When compared to broader social protection measures, political incentives to introduce targeted benefits are definitely few. As a matter of fact, potential beneficiaries of non-contributory policies are known to have limited political resources: material needs hinder the probability to engage permanently in political action. Moreover, would-be beneficiaries form a very heterogeneous group of individuals characterized by different biographies, diverse interests and a wide range of identities and belief systems – all factors that limit their mobilization potential. The selective nature of residual anti-poverty safety nets, combined with socio-demographic characteristics that make recipients’ propensity to vote significantly lower than average, decreases also the electoral incentives to introduce these programs. Furthermore, social assistance may also be viewed with suspicion by trade unions – especially in periods when social insurance benefits introduced during the Golden Age are frequently under attack – because they are not specifically directed to their membership (i.e. standard workers, commonly defined as “insiders”).

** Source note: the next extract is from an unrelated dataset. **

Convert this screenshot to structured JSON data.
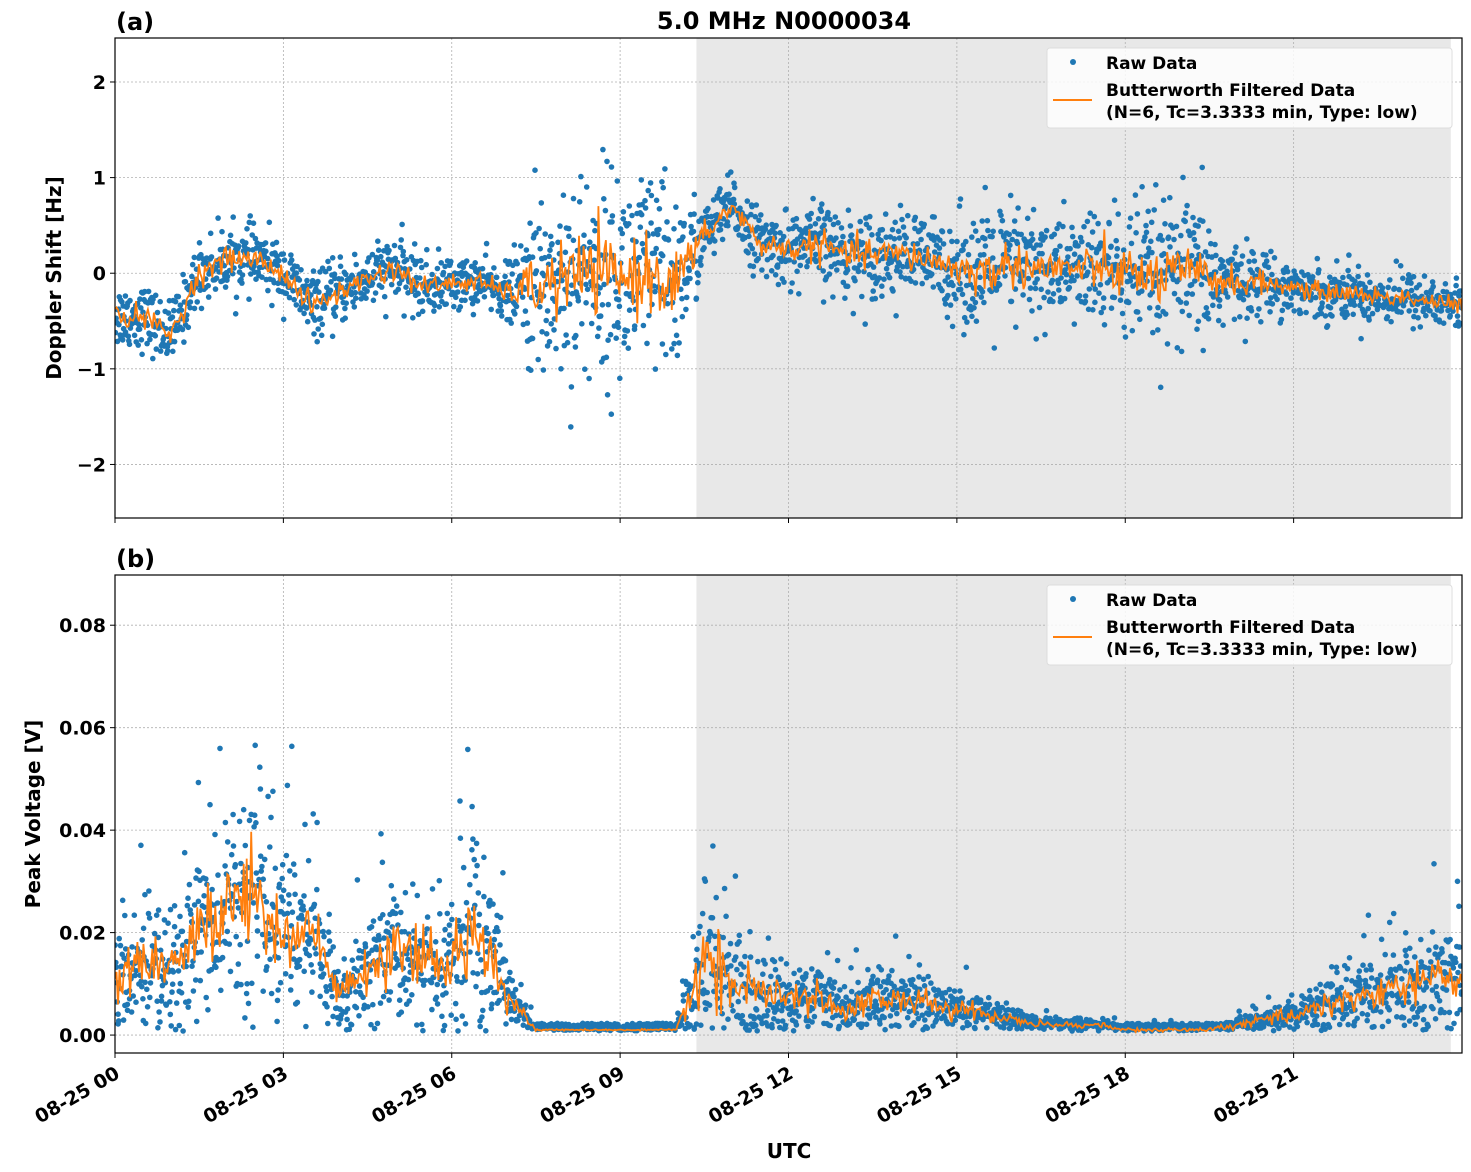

Against this background, in the last two decades targeted “pro-outsider” social assistance benefits have been introduced both in Latin America and in Southern Europe. Given the growing competition among social groups for declining social policy resources, how can we explain this expansion in a field characterized by the scant political resources of would-be beneficiaries?
To answer this question, the article compares the introduction of targeted benefits in Italy and Argentina. Non-contributive income transfers have traditionally lagged behind either in Southern Europe and in Latin America. Following the Bismarckian path, both welfare states have been originally structured in order to protect, mainly on a contributory basis, male breadwinner workers and their families. On the contrary, social programs benefitting the so-called labour market “outsiders” were scarcely developed. Yet – also as a reaction of country specific financial and economic crisis – in the last decades targeted benefits have been introduced. More specifically, Italy has recently launched a minimum income scheme called Reddito di Inclusione Sociale (Inclusion Income) while Argentina adopted the Plan Jefas y Jefes de Hogares Desocupados (Unemployed Heads of the Households Program) and the Asignación Universal por Hijo (Universal Child Allowance).
Through an in-depth comparative analysis of the political process built on a process-tracing methodology, the paper shows that, in the shadow of a different configuration of contextual factors (functional pressures, policy legacy and external pressures), the ability to build pro-outsider coalitions may hinge on the willingness of trade unions to reach out to new constituencies and redistributive demands. Beside the comparison of two different geographical areas – though not so different in terms of welfare state configuration - the main contribution of this work is the focus on the politics of social assistance / conditional cash transfers, and in particular on the role of organized labour in relations to non-contributory measures, which has been long denied in the empirical literature and that current theories have failed to disentangle completely.